Le Vide


Nous allons ici parler de quelque chose de bien spécial. Nous allons parler du « rien », du « vide », de « l'abîme ». Qu'est-ce cela ? D’où vient cette envie d'en parler ? Si je seulement je pouvais répondre à cela ! Pour autant, il me semble essentiel aujourd'hui de présenter ce sujet, accompagné principalement de citations de Lilian Silburn (mais pas que !), qui auront pour but de plonger le lecteur dans des considérations que son mental ne peut concevoir. Donc, nous tenterons de faire transmigrer l'être vers sa conscience, ce domaine épuré de tout, ce « vide plein », ce « rien vivant » : « l'Amour divin ».

Quand le marcheur rencontre le vide

Introduction :

Lorsque nous parlons du « vide », nous parlons de l'expérience spirituelle la plus profonde qui soit. Nous nous situons donc sur la voie Mystique, celle de la contemplation qui conduit à la Connaissance de toute chose (contemplation qui d'ailleurs était l'accomplissement de tout grand prêtre de l'antiquité, on peut parler aussi de contact avec l'éternité, avec la lumière divine, etc.). En effet, la voie Mystique ne se contente pas juste de travailler sur le plan « mentalo-psychique », elle désire percer les voiles pour replonger l'être dans sa pure conscience, dans ce monde qui est son origine.

Il faut bien comprendre que la Connaissance tant recherchée par les Anciens ne se situait pas uniquement dans le savoir délivré. Elle se situait aussi à l'intérieur de leur cœur suffisamment ouvert, suffisamment dans l'Amour de la lumière.
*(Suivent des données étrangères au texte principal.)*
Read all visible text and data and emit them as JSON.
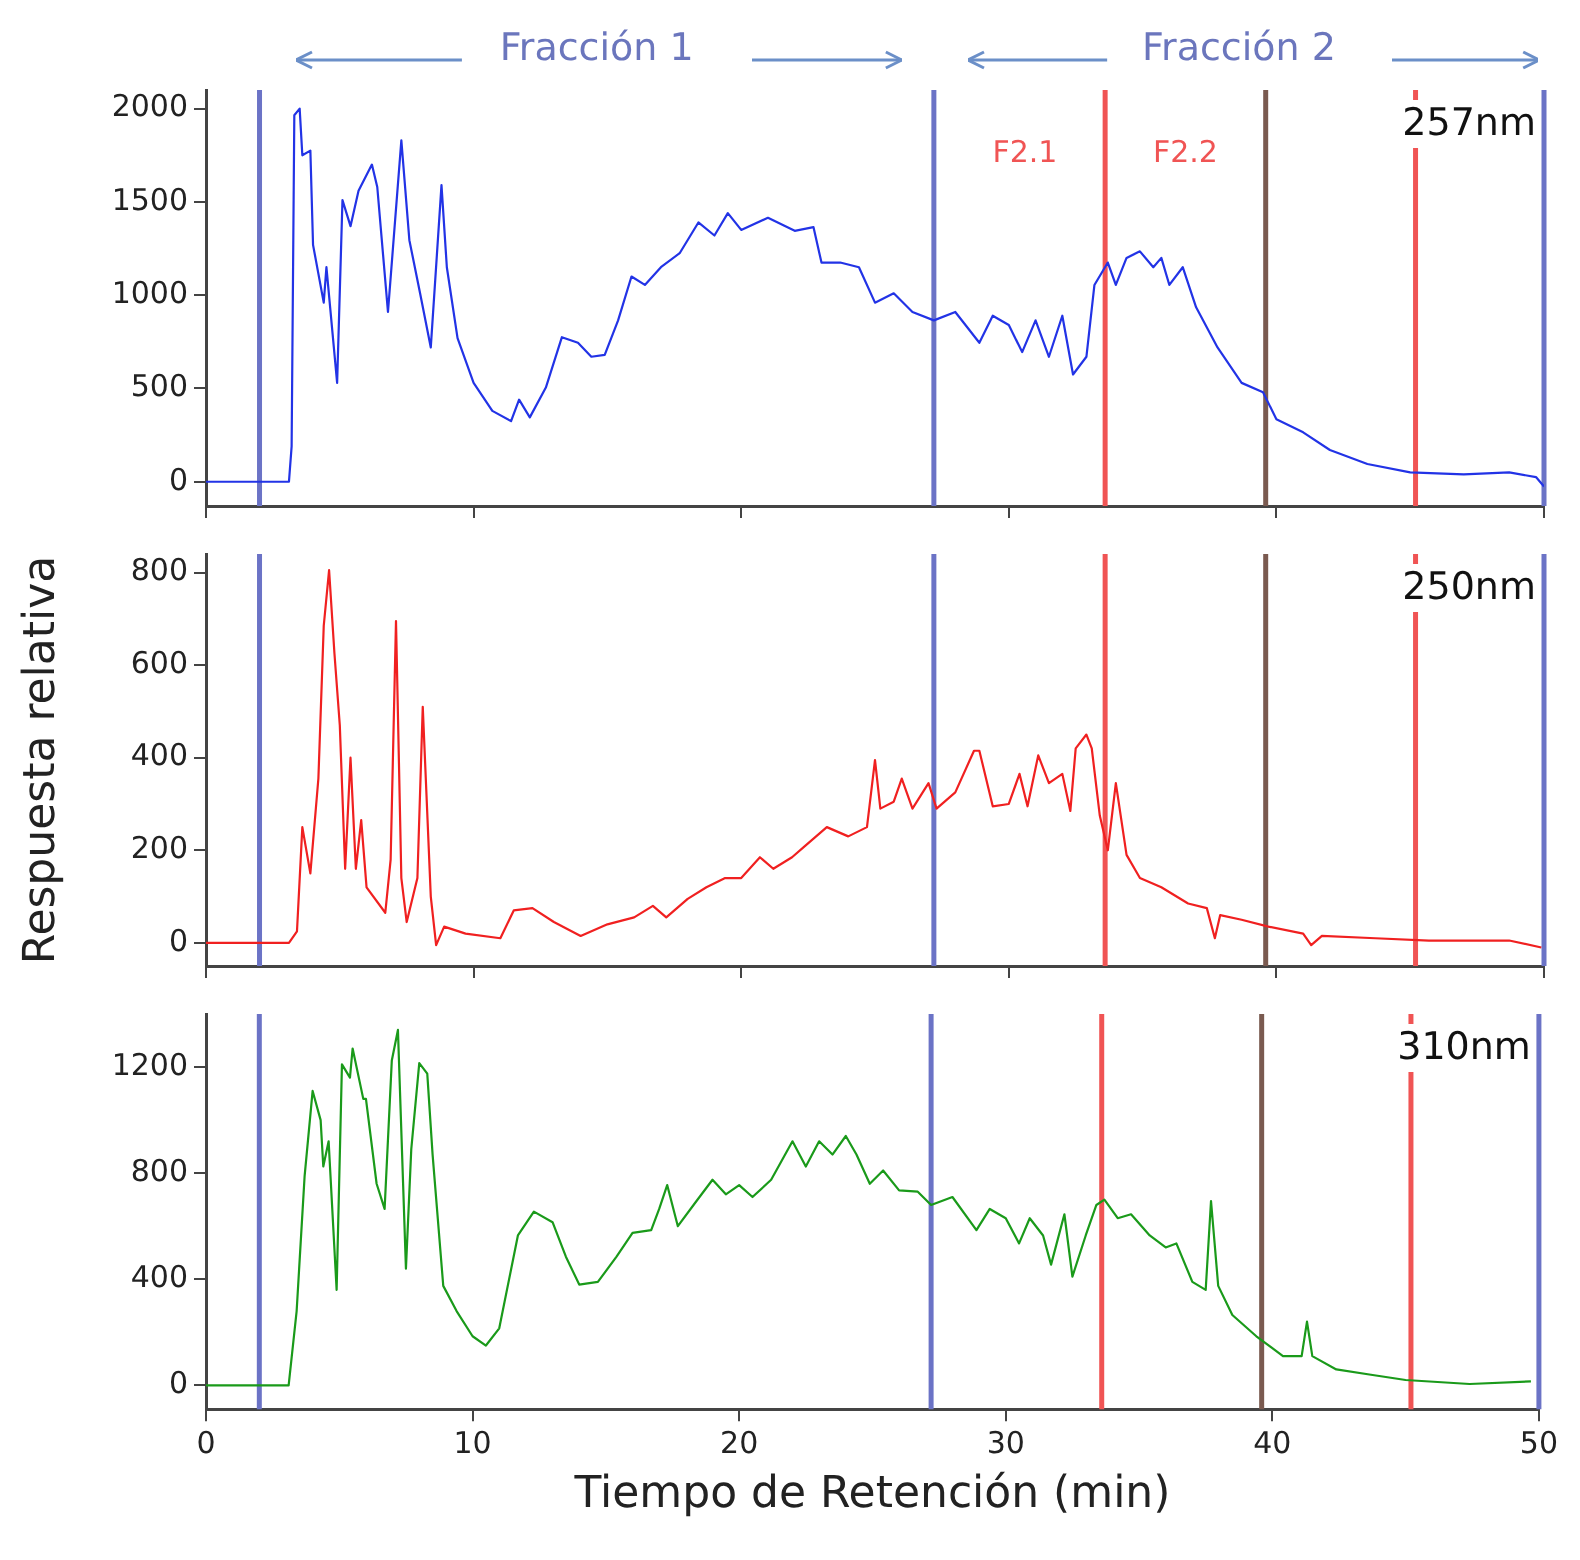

Pourquoi dis-je cela ? Car c'est le propre du mot « ésotérique » qui étymologiquement nous parle de ce qui émane de l’intérieur. Lorsque que l'être est remonté au plus profond de lui-même, en lui-même, il renoue avec la lumière. Aussi, lorsqu’il ferme les yeux en plongeant dans celle-ci, celle-ci l'instruit, l'enseigne et le rend plus Connaissant. Cela se passe en dehors de tout volonté égotique, c'est la vraie pleine conscience (et non les stupidités de ce siècle qui usent de cette appellation pour vendre des séances de relaxation, rien de plus).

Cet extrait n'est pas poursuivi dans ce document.